Rose was attending English as a Second Language classes at the University of Alaska, Anchorage with her 19-year-old son Sunny, and Charles was visiting his good friend Glen Welker, 52, and fishing on the Kenai.
“We were dip netting and each had about 20 fish before our bladders ran us off the river,” Welker laughed. ‘We always gave each other a hard time.”
Traffic snarled on the drive to Anchorage so the two pulled off the road and talked for hours.
The two had first met when both were working urgent care in Barrow and became fast friends.
“There was only seven miles of road,” Welker said. “Not a lot of driving to do so we hung out a lot.”
They would go out and see the polar bears or fly to Homer on fishing trips. They continued to get together no matter where either was working in Alaska. They deep sea fished for halibut in Seward and Homer, dip netted Salmon in Kenai, and fished Byers Creek on the way to Fairbanks.
“It was like having a dad up here,” Welker said. “We would talk and go fishing.”
Charles Luck even invited Welker to meet him in Hong Kong in 2004 to introduce him to Rose, who he had met online. When Rose tutored math, science and Chinese during the day, the two men would explore China with then 12-year-old Sunny or 14-year-old Henry as their guide.
“For 77 he had done a lot of stuff and seen a lot of places,” Welker said
Just prior to the crash Rose had just taken second place in a UAA music contest singing in Mandarin Chinese “Serenade of Green Island.” Rose wanted to be a kindergarten teacher and Sunny wants to be a pharmacist and learn languages.
“She loved to sing,” Sunny Chan-Luck, 19, said. “She liked fishing, too. After we fished we would give fish to every person we know. and he loves my mom. They were always happy. They liked studying and learning. My father, his first language was English, and he knew a little bit about Cantonese, so they liked learning from each other, it was really cool and they were patient to each other, too. He always liked to help people, even if he doesn’t know them, they both liked to help people.”

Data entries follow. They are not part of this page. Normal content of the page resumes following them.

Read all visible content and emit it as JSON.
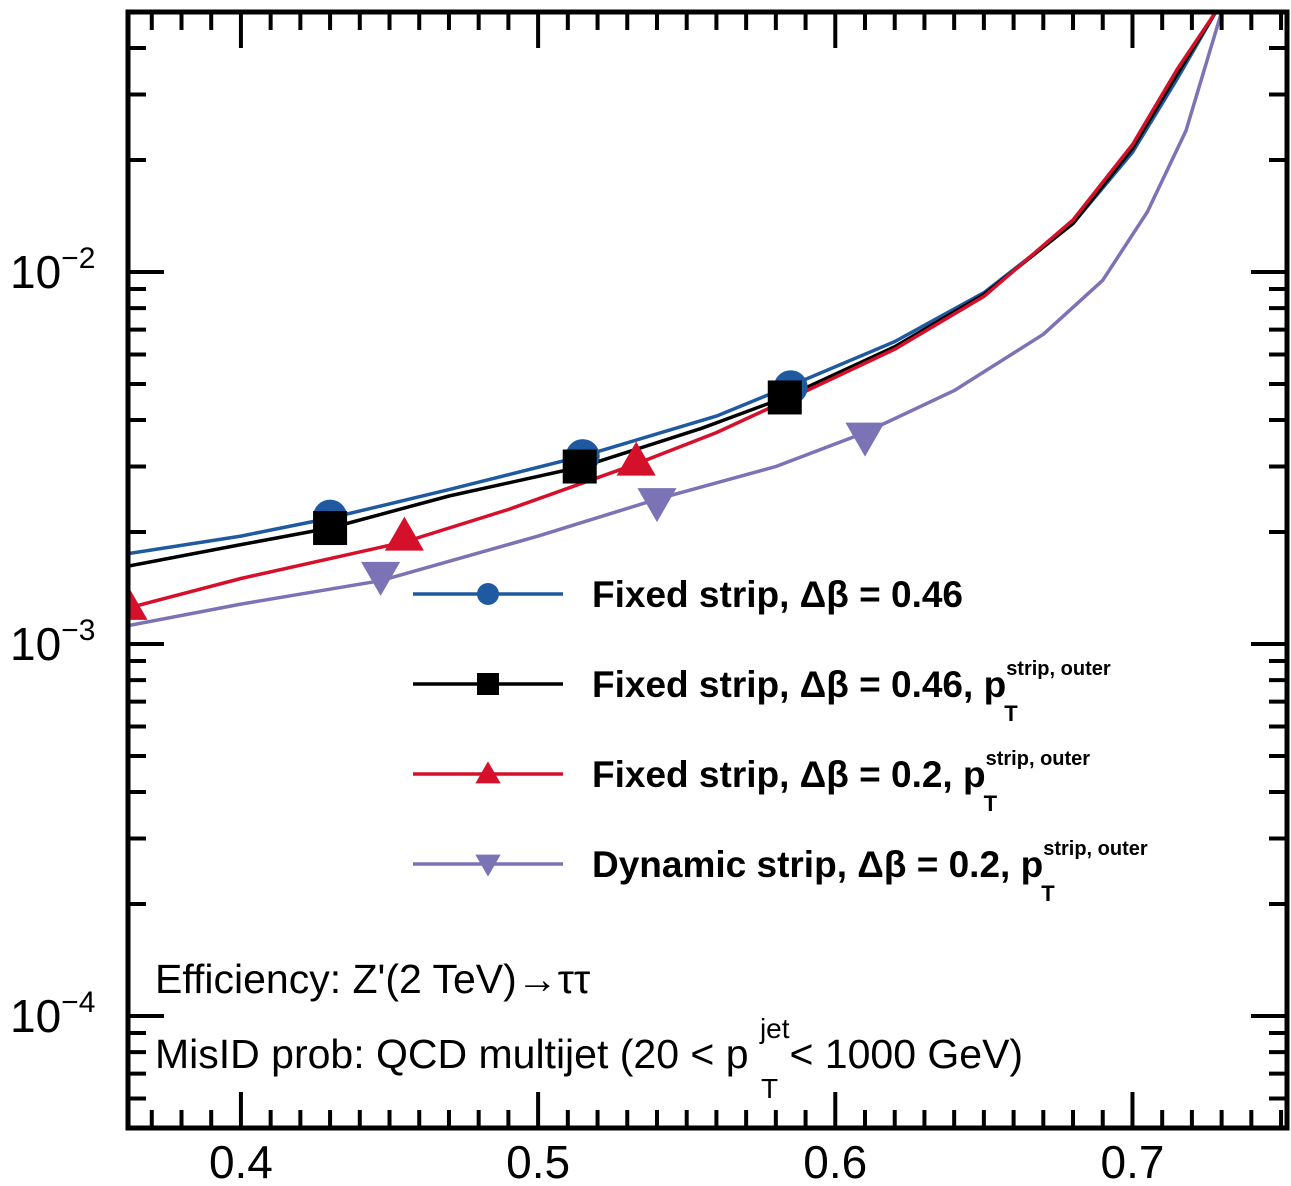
{
  "chart_data": {
    "type": "line",
    "title": "",
    "xlabel": "",
    "ylabel": "",
    "x_scale": "linear",
    "y_scale": "log",
    "xlim": [
      0.362,
      0.752
    ],
    "ylim": [
      5e-05,
      0.05
    ],
    "x_ticks": [
      0.4,
      0.5,
      0.6,
      0.7
    ],
    "x_tick_labels": [
      "0.4",
      "0.5",
      "0.6",
      "0.7"
    ],
    "y_tick_mantissa": "10",
    "y_tick_exponents": [
      "−2",
      "−3",
      "−4"
    ],
    "y_ticks": [
      0.01,
      0.001,
      0.0001
    ],
    "grid": false,
    "legend_position": "center-right",
    "series": [
      {
        "name": "Fixed strip, Δβ = 0.46",
        "color": "#1f5aa0",
        "marker": "circle",
        "x": [
          0.362,
          0.4,
          0.43,
          0.47,
          0.515,
          0.56,
          0.585,
          0.62,
          0.65,
          0.68,
          0.7,
          0.715,
          0.728
        ],
        "y": [
          0.00175,
          0.00195,
          0.00218,
          0.0026,
          0.0032,
          0.0041,
          0.00495,
          0.0065,
          0.0088,
          0.0135,
          0.021,
          0.033,
          0.05
        ],
        "marker_x": [
          0.43,
          0.515,
          0.585
        ],
        "marker_y": [
          0.0022,
          0.0032,
          0.0049
        ]
      },
      {
        "name": "Fixed strip, Δβ = 0.46, p",
        "name_sup": "strip, outer",
        "name_sub": "T",
        "color": "#000000",
        "marker": "square",
        "x": [
          0.362,
          0.4,
          0.43,
          0.47,
          0.515,
          0.555,
          0.583,
          0.62,
          0.65,
          0.68,
          0.7,
          0.715,
          0.728
        ],
        "y": [
          0.00162,
          0.00185,
          0.00205,
          0.0025,
          0.003,
          0.0038,
          0.0046,
          0.0063,
          0.0087,
          0.0135,
          0.0215,
          0.034,
          0.05
        ],
        "marker_x": [
          0.43,
          0.514,
          0.583
        ],
        "marker_y": [
          0.00205,
          0.003,
          0.0046
        ]
      },
      {
        "name": "Fixed strip, Δβ = 0.2, p",
        "name_sup": "strip, outer",
        "name_sub": "T",
        "color": "#d4102a",
        "marker": "triangle-up",
        "x": [
          0.362,
          0.4,
          0.455,
          0.49,
          0.533,
          0.56,
          0.583,
          0.62,
          0.65,
          0.68,
          0.7,
          0.715,
          0.728
        ],
        "y": [
          0.00125,
          0.0015,
          0.00188,
          0.0023,
          0.00305,
          0.0037,
          0.0045,
          0.0062,
          0.0086,
          0.0138,
          0.022,
          0.035,
          0.05
        ],
        "marker_x": [
          0.362,
          0.455,
          0.533
        ],
        "marker_y": [
          0.00127,
          0.00195,
          0.0031
        ]
      },
      {
        "name": "Dynamic strip, Δβ = 0.2, p",
        "name_sup": "strip, outer",
        "name_sub": "T",
        "color": "#7b73b5",
        "marker": "triangle-down",
        "x": [
          0.362,
          0.4,
          0.447,
          0.5,
          0.54,
          0.58,
          0.61,
          0.64,
          0.67,
          0.69,
          0.705,
          0.718,
          0.73
        ],
        "y": [
          0.00112,
          0.00128,
          0.00148,
          0.00195,
          0.00245,
          0.003,
          0.0037,
          0.0048,
          0.0068,
          0.0095,
          0.0145,
          0.024,
          0.05
        ],
        "marker_x": [
          0.447,
          0.54,
          0.61
        ],
        "marker_y": [
          0.00152,
          0.0024,
          0.0036
        ]
      }
    ],
    "annotations": {
      "efficiency": "Efficiency: Z'(2 TeV)→ττ",
      "misid_prefix": "MisID prob: QCD multijet (20 < p",
      "misid_sup": "jet",
      "misid_sub": "T",
      "misid_suffix": " < 1000 GeV)"
    }
  }
}
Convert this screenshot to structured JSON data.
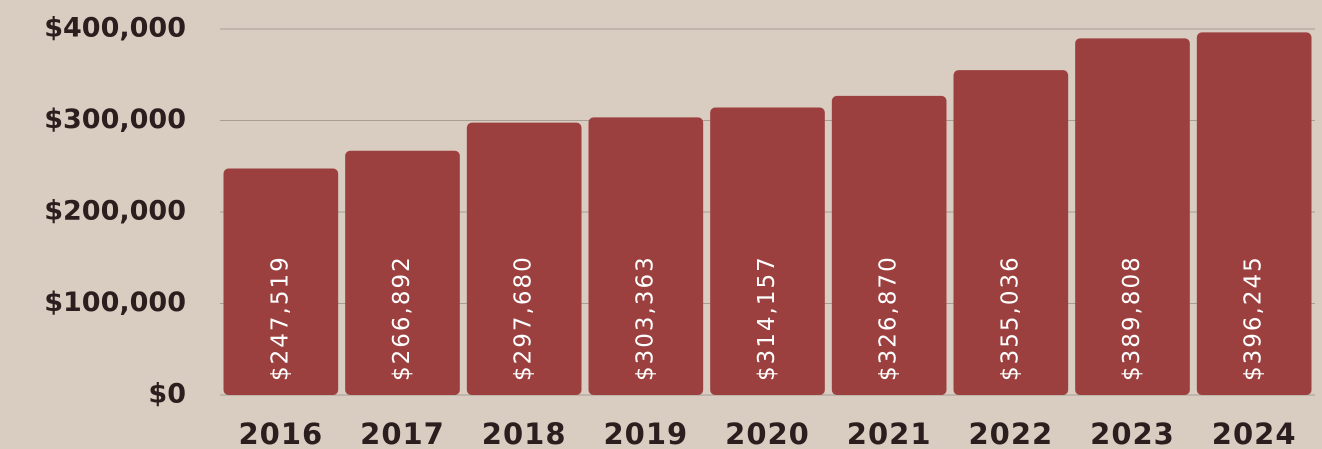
{
  "chart_data": {
    "type": "bar",
    "categories": [
      "2016",
      "2017",
      "2018",
      "2019",
      "2020",
      "2021",
      "2022",
      "2023",
      "2024"
    ],
    "values": [
      247519,
      266892,
      297680,
      303363,
      314157,
      326870,
      355036,
      389808,
      396245
    ],
    "value_labels": [
      "$247,519",
      "$266,892",
      "$297,680",
      "$303,363",
      "$314,157",
      "$326,870",
      "$355,036",
      "$389,808",
      "$396,245"
    ],
    "color": "#9b403e",
    "ylim": [
      0,
      400000
    ],
    "yticks": [
      {
        "value": 0,
        "label": "$0"
      },
      {
        "value": 100000,
        "label": "$100,000"
      },
      {
        "value": 200000,
        "label": "$200,000"
      },
      {
        "value": 300000,
        "label": "$300,000"
      },
      {
        "value": 400000,
        "label": "$400,000"
      }
    ],
    "grid": true
  }
}
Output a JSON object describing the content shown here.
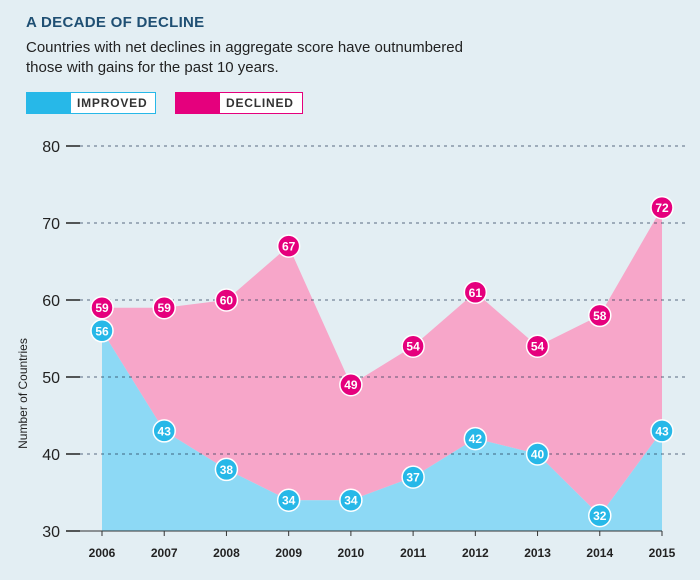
{
  "header": {
    "title": "A DECADE OF DECLINE",
    "subtitle": "Countries with net declines in aggregate score have outnumbered those with gains for the past 10 years."
  },
  "legend": {
    "improved_label": "IMPROVED",
    "declined_label": "DECLINED"
  },
  "colors": {
    "background": "#e3eef3",
    "improved_fill": "#8dd9f5",
    "improved_marker": "#27b8e8",
    "declined_fill": "#f7a6c9",
    "declined_marker": "#e5007d",
    "grid": "#1f3550"
  },
  "chart_data": {
    "type": "area",
    "title": "A DECADE OF DECLINE",
    "subtitle": "Countries with net declines in aggregate score have outnumbered those with gains for the past 10 years.",
    "ylabel": "Number of Countries",
    "xlabel": "",
    "x": [
      "2006",
      "2007",
      "2008",
      "2009",
      "2010",
      "2011",
      "2012",
      "2013",
      "2014",
      "2015"
    ],
    "ylim": [
      30,
      80
    ],
    "yticks": [
      30,
      40,
      50,
      60,
      70,
      80
    ],
    "grid": "dashed horizontal",
    "legend_position": "top-left",
    "series": [
      {
        "name": "IMPROVED",
        "values": [
          56,
          43,
          38,
          34,
          34,
          37,
          42,
          40,
          32,
          43
        ]
      },
      {
        "name": "DECLINED",
        "values": [
          59,
          59,
          60,
          67,
          49,
          54,
          61,
          54,
          58,
          72
        ]
      }
    ]
  }
}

Charles and Rose married in Hong Kong in 2005. The family came to Kotzebue the next year and spent three years ice fishing, riding snowmobiles, four-wheelers and being a passenger in their plane. On family outings to Kenai they used the “motor house.”
Rose and Sunny shared a place in Anchorage during school the past nine months.
“This accident happened too sudden,” Sunny said. “I had not been to Hoonah yet. My father loved us a lot, he treated me like a real son.”
Sunny will take Rose’s ashes back to Hong Kong to be placed with his grandmothers in a family temple. Sunny’s brother Henry Chan-Luck, 19, is in the U.S. Army.
Charles Luck and Liping Rose Tang-Luck’s children include: Steve and Jennifer Luck (Avery, Jackson, Conor), Ken and Denise Luck (Lawrence, Briana, Micah), Cindy Luck-Sakamoto and Eddie (Cole, Kiana), Daniel and Noni Luck, Henry Chan-Luck and Sunny Chan-Luck.
The siblings have not met but they plan to spread Charles’ ashes in Alaska.
“He was doing what he loved,” Ken Luck said. “His passion was the outdoors. He loved to fly.”